Endogenous myocardial angiogenesis and revascularization using a gastric submucosal patch

Background The gastrointestinal submucosa physiologically produces angiogenic proteins. We examined whether these properties could lead to endogenous myocardial angiogenesis in a swine model of chronic ischemia. Methods Fifteen Yorkshire swine underwent ameroid constrictor placement around the circumflex artery and either lateral epicardial abrasion, creation of a gastroepiploic artery (GEA) based gastric patch, mucosal avulsion, transdiaphragmatic transfer, and apposition of the patch against the circumflex myocardial territory (number = 8; test animals), or lateral epicardial abrasion alone (number = 7; controls).

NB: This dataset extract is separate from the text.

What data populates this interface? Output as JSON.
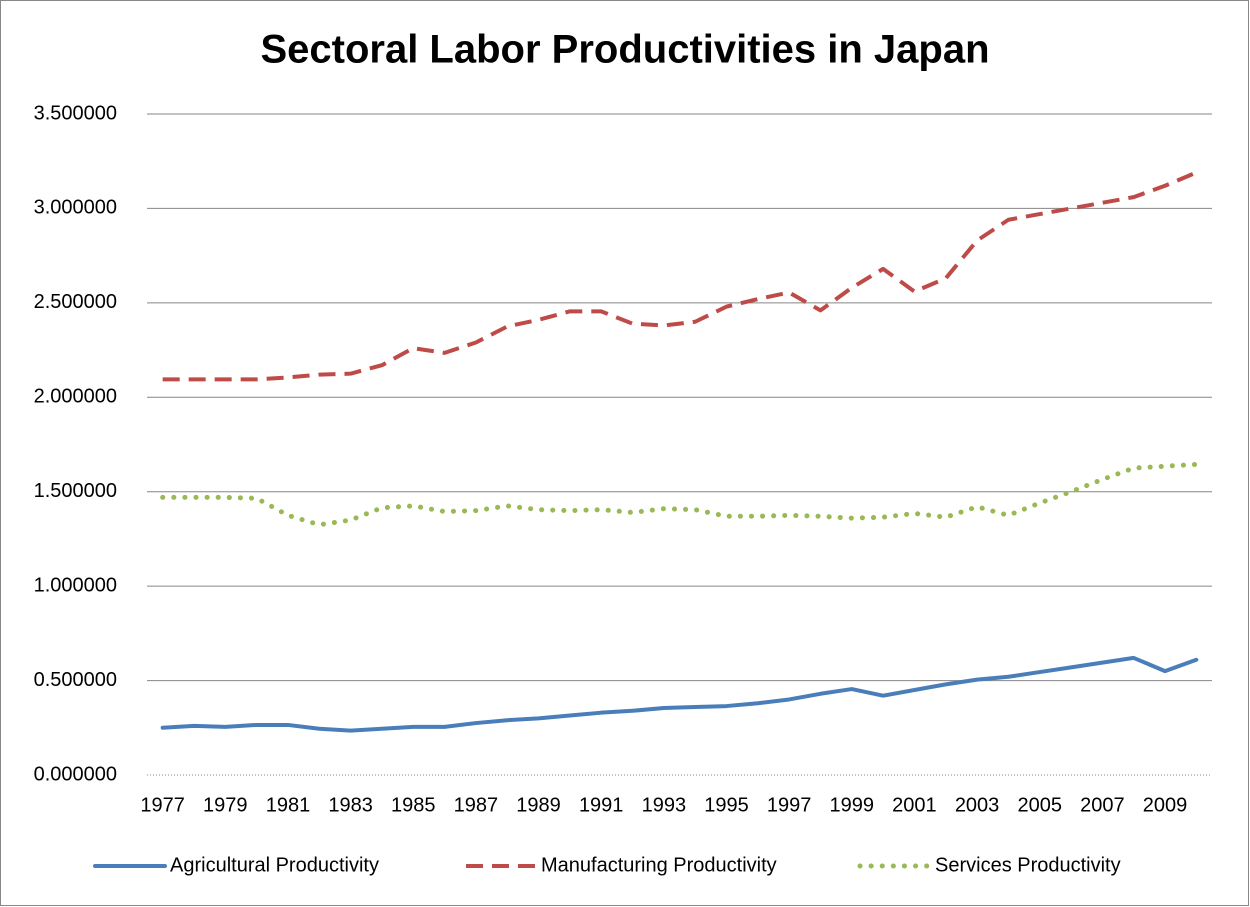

Seven weeks later, lateral myocardial perfusion, endothelial cell density, and expression of VEGFR-1 and VE-cadherin were determined using isotope-labeled microsphere assays, immunohistochemistry, and immunoblotting, respectively. Results Microsphere assays showed equivalent lateral/anterior myocardial perfusion indices at rest (1.10 ± 0.49 vs 0.95 ± 0.23, test vs control animals; p = 0.54), but higher perfusion in test animals versus controls during pacing (1.05 ± 0.29 vs 0.69 ± 0.09, test vs controls; p = 0.02). Increased myocardial endothelial cell density (42.6 ± 8.5 vs 26.1 ± 11.6 cells per 3850 μm2, test vs controls; p = 0.02) and expression of VE-cadherin (3.10 ± 0.60-fold change, test vs controls; p = 0.001) were also observed in the lateral territory of test animals versus controls. Reconstitution of the proximally occluded circumflex artery from patch collaterals was demonstrated on gastroepiploic arteriography in a subset of test animals. Conclusions This model results in an angiogenic process of significantly greater magnitude than that resulting from chronic myocardial ischemia alone, without the need for exogenous angiogenic agents.